La relación artística que se puede establecer entre Dalí y Duchamp es nula. El uno es visceral, el otro cerebral. Sin embargo, amigos íntimos, Duchamp veraneaba en Cadaqués y se les podía ver paseando juntos por el pueblo, en los toros o jugando al ajedrez. De Duchamp lo sabía -fue tutor de nada menos que Bobby Fischer- pero de Dalí no me esperaba lo del ajedrez.
Resulta -y esto tampoco lo sabía- que hay un momento en la historia del Arte Contemporáneo muy importante que, según algunos críticos, supuso el «trasvase» de las primeras vanguardias a las segundas. Fue el martes 7 de Febrero de 1966, en Nueva York. Allí estuvieron Duchamp, Dalí, Warhol -con la Velvet Underground incluida- y más amigos. ¿El motivo? Una exposición para recaudar fondos a favor de un asilo para ajedrecistas pobres.

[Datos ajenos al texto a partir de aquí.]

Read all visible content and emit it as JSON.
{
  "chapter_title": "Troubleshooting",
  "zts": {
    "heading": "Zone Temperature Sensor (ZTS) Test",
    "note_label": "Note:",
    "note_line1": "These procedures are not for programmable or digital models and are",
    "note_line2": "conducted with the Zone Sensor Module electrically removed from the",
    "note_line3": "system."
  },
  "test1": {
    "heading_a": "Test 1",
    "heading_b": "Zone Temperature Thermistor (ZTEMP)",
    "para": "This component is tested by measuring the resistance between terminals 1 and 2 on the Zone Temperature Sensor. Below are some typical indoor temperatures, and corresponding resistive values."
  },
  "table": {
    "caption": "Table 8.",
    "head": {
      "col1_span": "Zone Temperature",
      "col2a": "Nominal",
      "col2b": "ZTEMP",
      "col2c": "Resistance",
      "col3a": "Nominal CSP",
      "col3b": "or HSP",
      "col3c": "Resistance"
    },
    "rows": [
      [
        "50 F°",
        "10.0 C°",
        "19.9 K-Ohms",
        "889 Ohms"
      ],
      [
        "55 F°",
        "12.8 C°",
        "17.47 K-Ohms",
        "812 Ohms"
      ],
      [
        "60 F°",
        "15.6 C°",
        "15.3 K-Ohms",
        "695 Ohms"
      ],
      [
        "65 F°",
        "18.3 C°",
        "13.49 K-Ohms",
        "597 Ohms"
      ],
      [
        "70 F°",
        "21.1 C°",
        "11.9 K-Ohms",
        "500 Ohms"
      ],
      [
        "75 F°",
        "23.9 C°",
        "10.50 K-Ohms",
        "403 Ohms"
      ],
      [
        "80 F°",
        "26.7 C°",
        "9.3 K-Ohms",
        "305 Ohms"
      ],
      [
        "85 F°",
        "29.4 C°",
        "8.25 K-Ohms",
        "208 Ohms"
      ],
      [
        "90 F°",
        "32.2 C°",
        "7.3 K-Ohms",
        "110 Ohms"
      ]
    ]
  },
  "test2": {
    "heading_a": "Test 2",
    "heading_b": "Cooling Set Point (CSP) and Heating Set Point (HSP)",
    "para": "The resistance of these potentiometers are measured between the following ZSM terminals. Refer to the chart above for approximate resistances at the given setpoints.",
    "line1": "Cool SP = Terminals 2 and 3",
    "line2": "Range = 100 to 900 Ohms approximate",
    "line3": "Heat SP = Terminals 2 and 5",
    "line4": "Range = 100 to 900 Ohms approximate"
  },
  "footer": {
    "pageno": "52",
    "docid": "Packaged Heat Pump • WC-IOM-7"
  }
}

Una de las obras allí expuestas y vendidas fue un ajedrez diseñado por Dalí (Homnage a Marcel Duchamp) donde muchas de las piezas eran dedos. Después, Duchamp y Dalí jugaron al ajedrez, y Warhol les filmó mientras Duchamp permanecía inmóvil. Ahí tenemos el transvase de vanguardias.
¿Y que tienen que ver todo esto con la comida? La cocina es tecnología, sólo eso. Y el libro La importancia del tenedor de Bee Wilson (Editorial Turner) lo deja claro capítulo tras capítulo, con gran erudición y armonía narrativa. La cocina es tecnología porque son instrumentos, es prueba-error-repetición. Es evolución.

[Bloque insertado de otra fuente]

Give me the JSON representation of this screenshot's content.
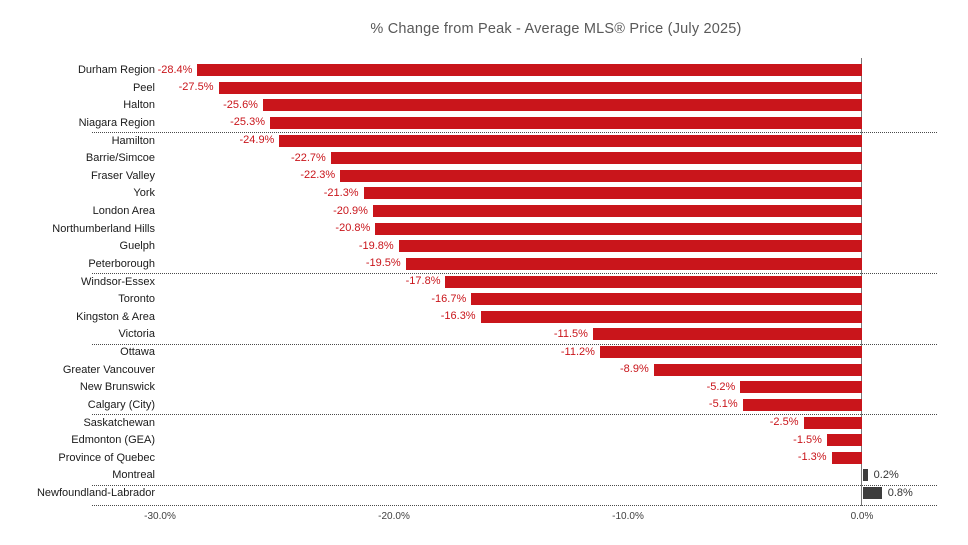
{
  "title": "% Change from Peak - Average MLS® Price (July 2025)",
  "chart_data": {
    "type": "bar",
    "orientation": "horizontal",
    "title": "% Change from Peak - Average MLS® Price (July 2025)",
    "xlabel": "",
    "ylabel": "",
    "xlim": [
      -30,
      2.5
    ],
    "grid": "dotted group separators",
    "legend": "none",
    "categories": [
      "Durham Region",
      "Peel",
      "Halton",
      "Niagara Region",
      "Hamilton",
      "Barrie/Simcoe",
      "Fraser Valley",
      "York",
      "London Area",
      "Northumberland Hills",
      "Guelph",
      "Peterborough",
      "Windsor-Essex",
      "Toronto",
      "Kingston & Area",
      "Victoria",
      "Ottawa",
      "Greater Vancouver",
      "New Brunswick",
      "Calgary (City)",
      "Saskatchewan",
      "Edmonton (GEA)",
      "Province of Quebec",
      "Montreal",
      "Newfoundland-Labrador"
    ],
    "values": [
      -28.4,
      -27.5,
      -25.6,
      -25.3,
      -24.9,
      -22.7,
      -22.3,
      -21.3,
      -20.9,
      -20.8,
      -19.8,
      -19.5,
      -17.8,
      -16.7,
      -16.3,
      -11.5,
      -11.2,
      -8.9,
      -5.2,
      -5.1,
      -2.5,
      -1.5,
      -1.3,
      0.2,
      0.8
    ],
    "labels": [
      "-28.4%",
      "-27.5%",
      "-25.6%",
      "-25.3%",
      "-24.9%",
      "-22.7%",
      "-22.3%",
      "-21.3%",
      "-20.9%",
      "-20.8%",
      "-19.8%",
      "-19.5%",
      "-17.8%",
      "-16.7%",
      "-16.3%",
      "-11.5%",
      "-11.2%",
      "-8.9%",
      "-5.2%",
      "-5.1%",
      "-2.5%",
      "-1.5%",
      "-1.3%",
      "0.2%",
      "0.8%"
    ],
    "x_ticks": [
      "-30.0%",
      "-20.0%",
      "-10.0%",
      "0.0%"
    ],
    "x_tick_values": [
      -30,
      -20,
      -10,
      0
    ],
    "separators_after": [
      3,
      11,
      15,
      19,
      23
    ],
    "colors": {
      "negative_bar": "#c9151b",
      "positive_bar": "#3d3d3d",
      "negative_label": "#c9151b",
      "positive_label": "#333333",
      "title": "#595959",
      "axis_text": "#404040",
      "grid": "#4a4a4a"
    }
  }
}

Pero tampoco se trata de caer en una suerte de visión positivista -ya saben, eso de que todo es ciencia y sólo ciencia- de la cocina, por mucho que durante años algunos chefs parecieran reclamarlo a gritos abanderando su discurso molecular. La tecnología es una herramienta, no un fin en sí mismo. El acto creativo se produce en la repetición, en la diferencia que se genera y en su observación. En el aprovechamiento, la humanidad y la tragedia del error y del azar.

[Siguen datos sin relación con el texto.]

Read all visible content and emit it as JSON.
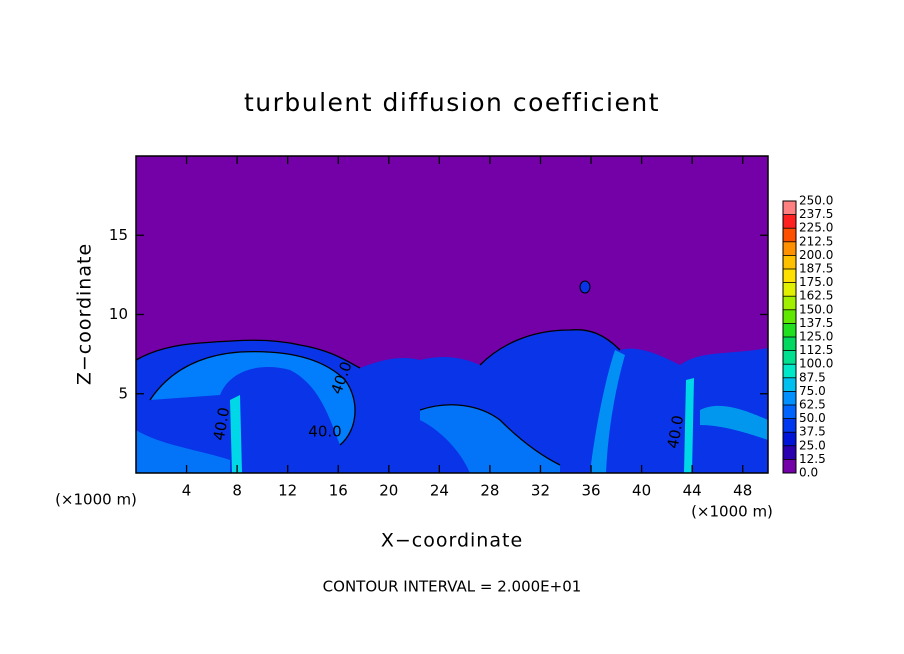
{
  "chart_data": {
    "type": "contour",
    "title": "turbulent diffusion coefficient",
    "x_label": "X−coordinate",
    "y_label": "Z−coordinate",
    "x_unit": "(×1000 m)",
    "y_unit": "(×1000 m)",
    "footer": "CONTOUR INTERVAL = 2.000E+01",
    "contour_labels": [
      "40.0",
      "40.0",
      "40.0",
      "40.0"
    ],
    "xlim": [
      0,
      50
    ],
    "ylim": [
      0,
      20
    ],
    "xticks": [
      4,
      8,
      12,
      16,
      20,
      24,
      28,
      32,
      36,
      40,
      44,
      48
    ],
    "yticks": [
      5,
      10,
      15
    ],
    "colorbar": {
      "levels": [
        {
          "value": 0,
          "label": "0.0"
        },
        {
          "value": 12.5,
          "label": "12.5"
        },
        {
          "value": 25,
          "label": "25.0"
        },
        {
          "value": 37.5,
          "label": "37.5"
        },
        {
          "value": 50,
          "label": "50.0"
        },
        {
          "value": 62.5,
          "label": "62.5"
        },
        {
          "value": 75,
          "label": "75.0"
        },
        {
          "value": 87.5,
          "label": "87.5"
        },
        {
          "value": 100,
          "label": "100.0"
        },
        {
          "value": 112.5,
          "label": "112.5"
        },
        {
          "value": 125,
          "label": "125.0"
        },
        {
          "value": 137.5,
          "label": "137.5"
        },
        {
          "value": 150,
          "label": "150.0"
        },
        {
          "value": 162.5,
          "label": "162.5"
        },
        {
          "value": 175,
          "label": "175.0"
        },
        {
          "value": 187.5,
          "label": "187.5"
        },
        {
          "value": 200,
          "label": "200.0"
        },
        {
          "value": 212.5,
          "label": "212.5"
        },
        {
          "value": 225,
          "label": "225.0"
        },
        {
          "value": 237.5,
          "label": "237.5"
        },
        {
          "value": 250,
          "label": "250.0"
        }
      ],
      "colors": [
        "#7400a8",
        "#2a00b0",
        "#0014d8",
        "#0038f0",
        "#0064ff",
        "#0090ff",
        "#00c0f0",
        "#00e8c8",
        "#00e090",
        "#00d860",
        "#20e020",
        "#60e800",
        "#a0f000",
        "#e0f000",
        "#ffe000",
        "#ffc000",
        "#ff9000",
        "#ff5000",
        "#ff2020",
        "#ff8080"
      ]
    }
  }
}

Tecnología y azar de la mano para configurar los instrumentos y herramientas que hoy están en cada cocina. De eso va este libro, que repasa las decenas de anécdotas y casualidades que han configurado los cubiertos, el menaje y su uso.
Por ejemplo, que uses cuchillos de un solo filo, parece ser que fue porque el cardenal Richelieu prohibió los cuchillos de doble filo -los mismos que los caballeros llevaban encima para protegerse- en la mesa porque muchos banquetes solían acabar en tragedia.
O la historia del cuchillo Toyu chino (el hacha de la cocina), cuya importancia va más allá de lo meramente culinario. Con él se puede cortar leña, destripar y escamar pescado, partir verduras, picar carne, aplastar ajo, cortarse las uñas, sacar punta a los lápices, tallar nuevos palillos… La importancia de un buen corte se lleva hasta extremos que incluso se decía que Confucio no comía carne que no hubiese sido cortada correctamente.
Tenedor y cuchillo, pareja inseparable. Aunque no siempre porque, según leemos en este libro, en las clases altas británicas, a mediados del siglo XX, se puso de moda el almuerzo y la cena de tenedor: comidas de tipo bufé, en las que el cuchillo y los demás utensilios se dejaban de lado. El tenedor era educado, se decía por aquel entonces, por ser menos violento a primera vista que el cuchillo.
Incluso la posibilidad de olvidarse de los cubiertos para comer algunos alimentos también tiene su historia. Y es que los verdaderos aristócratas conocían esas ordinarieces refinadas que les permitían usar los dedos para los rábanos, el apio, las aceitunas, las fresas con tallo. Corre una historia ficticia sobre un aventurero que intentó pasarse por noble pero fue descubierto por Richelieu al intentar comer una oliva con el tenedor.
Y es que la cocina es también cosa de dedos, como aquel ajedrez de Dalí para Duchamp. Siempre lo ha sido. Decía Barthes -cita sacada de este libro de Bee Wilson- que los tenedores son «para cortar, para atravesar, para mutilar» en cambio los palillos, que no son más que dedos alargados, tienen un punto más maternal. Ya decía Marx que “el hambre aplacada por un plato de quienes comen con cuchillo y tenedor es diferente al hambre de quienes comen carne cruda con la ayuda de las manos, la uñas y los dientes”.
Tal vez no hagan falta tantos filósofos para que justifiques que tú las gambas las comes con las manos porque hacerlo con cubiertos es una horterada, pero en cualquier caso es éste un libro para tener siempre a mano en nuestra biblioteca de cocina. Seguro que después de leerlo no volverás a mirar igual al tenedor.